Good quality Veterinary grade pellets, one that does NOT contain grains, seeds or corn, is also safe to be given to both rabbits and guinea pigs but is not essential for good health and should be considered as treats. The maximum amount that should be given is 1 – 2 tablespoons a day. Good quality pellets such as Oxbow and Burgess are recommended for such use.
Access to fresh water must always be made available and can be supplied via a bowl. Drip feeders can also be used but animals tend to drink a lot better through a bowl. Water should be changed daily.
It is important to remember that their dietary regime should be kept consistent and regular for these critters to ensure a healthy gut and any change in diet should occur gradually over the period of 2-3 weeks.
Rabbits and guinea pigs can live for up to eight to ten years.
Bonding any two animals together should always be done with care and supervision as it can result in severe injuries to both animals. We would highly recommend only bonding desexed animals as there is less hormonal factors in play. Speak to your vet about more advice on bonding.

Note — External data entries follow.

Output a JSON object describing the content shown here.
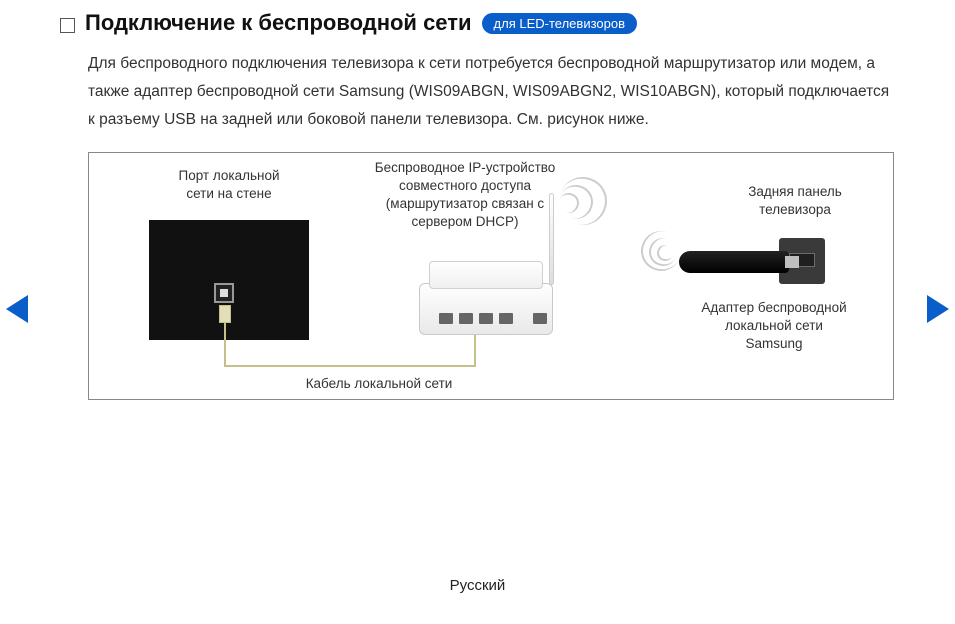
{
  "header": {
    "title": "Подключение к беспроводной сети",
    "badge": "для LED-телевизоров"
  },
  "body": {
    "paragraph": "Для беспроводного подключения телевизора к сети потребуется беспроводной маршрутизатор или модем, а также адаптер беспроводной сети Samsung (WIS09ABGN, WIS09ABGN2, WIS10ABGN), который подключается к разъему USB на задней или боковой панели телевизора. См. рисунок ниже."
  },
  "diagram": {
    "wall_port_label": "Порт локальной\nсети на стене",
    "router_label": "Беспроводное IP-устройство\nсовместного доступа\n(маршрутизатор связан с\nсервером DHCP)",
    "tv_back_label": "Задняя панель\nтелевизора",
    "adapter_label": "Адаптер беспроводной\nлокальной сети\nSamsung",
    "cable_label": "Кабель локальной сети"
  },
  "footer": {
    "language": "Русский"
  },
  "colors": {
    "accent": "#0a5ec9",
    "frame_border": "#888888",
    "text": "#323232",
    "cable": "#c5c08a"
  }
}
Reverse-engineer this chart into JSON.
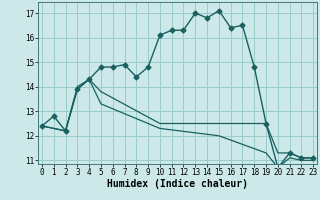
{
  "title": "",
  "xlabel": "Humidex (Indice chaleur)",
  "bg_color": "#cce8e8",
  "grid_color": "#99cccc",
  "line_color": "#1a6060",
  "series1_x": [
    0,
    1,
    2,
    3,
    4,
    5,
    6,
    7,
    8,
    9,
    10,
    11,
    12,
    13,
    14,
    15,
    16,
    17,
    18,
    19,
    20,
    21,
    22,
    23
  ],
  "series1_y": [
    12.4,
    12.8,
    12.2,
    13.9,
    14.3,
    14.8,
    14.8,
    14.9,
    14.4,
    14.8,
    16.1,
    16.3,
    16.3,
    17.0,
    16.8,
    17.1,
    16.4,
    16.5,
    14.8,
    12.5,
    10.7,
    11.3,
    11.1,
    11.1
  ],
  "series2_x": [
    0,
    2,
    3,
    4,
    5,
    10,
    15,
    19,
    20,
    21,
    22,
    23
  ],
  "series2_y": [
    12.4,
    12.2,
    14.0,
    14.3,
    13.8,
    12.5,
    12.5,
    12.5,
    11.3,
    11.3,
    11.1,
    11.1
  ],
  "series3_x": [
    0,
    2,
    3,
    4,
    5,
    10,
    15,
    19,
    20,
    21,
    22,
    23
  ],
  "series3_y": [
    12.4,
    12.2,
    13.9,
    14.3,
    13.3,
    12.3,
    12.0,
    11.3,
    10.7,
    11.1,
    11.0,
    11.0
  ],
  "xlim": [
    -0.3,
    23.3
  ],
  "ylim": [
    10.85,
    17.45
  ],
  "yticks": [
    11,
    12,
    13,
    14,
    15,
    16,
    17
  ],
  "xticks": [
    0,
    1,
    2,
    3,
    4,
    5,
    6,
    7,
    8,
    9,
    10,
    11,
    12,
    13,
    14,
    15,
    16,
    17,
    18,
    19,
    20,
    21,
    22,
    23
  ],
  "tick_fontsize": 5.5,
  "xlabel_fontsize": 7.0,
  "marker_size": 2.5,
  "line_width": 1.0
}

Approach the rabbit or guinea pig from the front. Pick the animal up using both hands, one under the chest and one around its hindquarters scooping him or her up. Not all animals like to be picked up and this should always be done with care and supervision especially with children.
The RSPCA strongly advises that you do not breed from your rabbits and guinea pigs as it is very difficult to find good homes for the young and more importantly, it predisposes these animals to life-threatening reproductive diseases.
Long haired animals should be groomed daily and their rear end should be checked on a daily basis by the owner, especially in summer when fly strike is most prevalent. Rabbits and guinea pigs should be checked regularly and we recommend a 6 monthly health check with a veterinarian for these pocket pets. Veterinary treatment is warranted and should be sought for any health issues such as reduced appetite, lethargy and reduced defecation as soon as possible as it can be life-threatening.